Christiane Taubira,
Ministère de la justice •
23 août 2016Les décisions de la Cour européenne des droits de l'homme condamnant la France ne remettent aucunement en cause le principe de la prohibition de la gestation pour autrui, actuellement consacré aux articles 16-7 et 16-9 du code civil. Elles marquent la recherche d'un équilibre entre le principe d'ordre public de prohibition de telles conventions, qui demeure, et auquel le Gouvernement français est particulièrement attaché, et la nécessaire protection qu'il convient de garantir à l'enfant au nom de son intérêt supérieur au sens de l'article 3 paragraphe 1, de la Convention de New York du 26 janvier 1990, relative aux droits de l'enfant, et du droit au respect de sa vie privée au sens de l'article 8 de la Convention européenne de sauvegarde des droits de l'homme et des libertés fondamentales. Elles confirment ainsi la nécessité impérieuse de distinguer le sort des enfants de celui de leurs parents ayant eu recours à un contrat illicite et par là même de leur garantir, sur le territoire national, le droit au respect de leur identité, dont la filiation et la nationalité française constituent des aspects essentiels.
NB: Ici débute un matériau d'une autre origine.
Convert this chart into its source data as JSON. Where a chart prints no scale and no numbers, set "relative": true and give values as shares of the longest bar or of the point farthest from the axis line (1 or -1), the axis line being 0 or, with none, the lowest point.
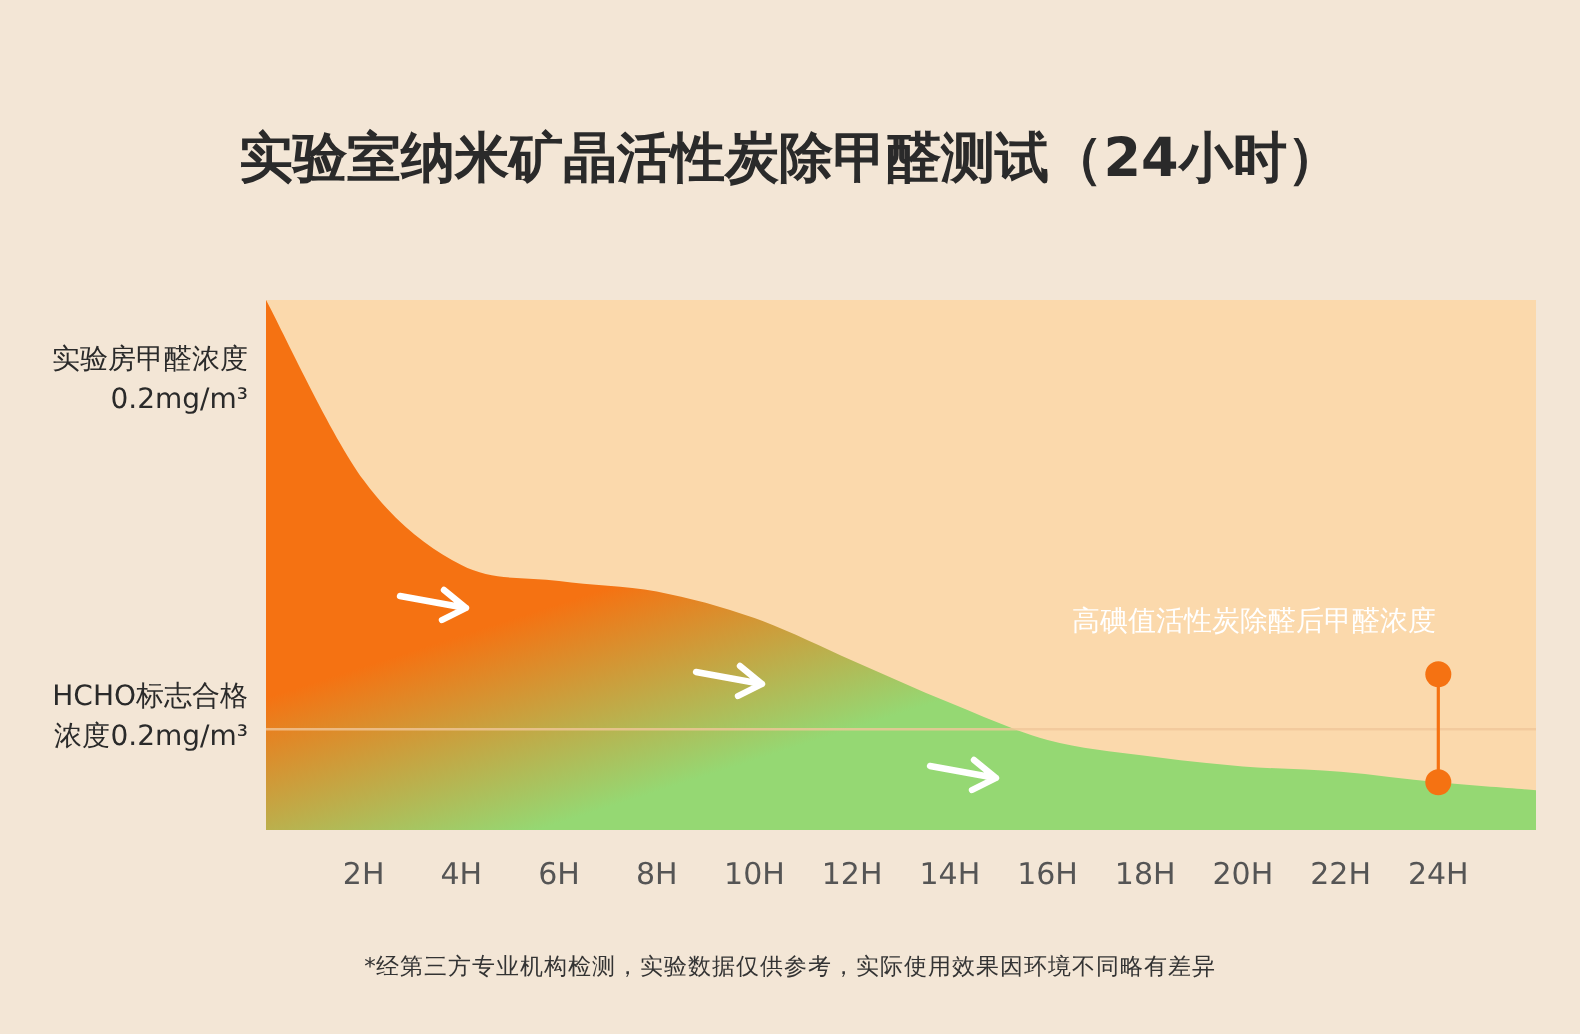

Tel est également le sens des dernières décisions rendues par l'Assemblée Plénière de la Cour de cassation le 3 juillet 2015 par lesquelles celle-ci a estimé que l'existence d'un faisceau de preuves de nature à caractériser l'existence d'un processus frauduleux, comportant une convention de gestation pour le compte d'autrui, ne fait pas obstacle à la transcription de l'acte de naissance des enfants concernés, dès lors qu'il n'a pas été constaté que l'acte était irrégulier, falsifié ou que les faits qui y sont déclarés ne correspondent pas à la réalité. Ces évolutions jurisprudentielles n'altèrent pas la volonté du Gouvernement de garantir le maintien du principe de la prohibition d'ordre public de la gestion pour autrui. A cet égard, le Gouvernement veille au respect de la politique pénale mise en place contre toutes les atteintes à l'ordre public, qui visent, à la fois, la lutte contre toute forme de trafic d'enfants s'apparentant à l'exploitation d'autrui et la poursuite des intermédiaires proposant des activités interdites en France.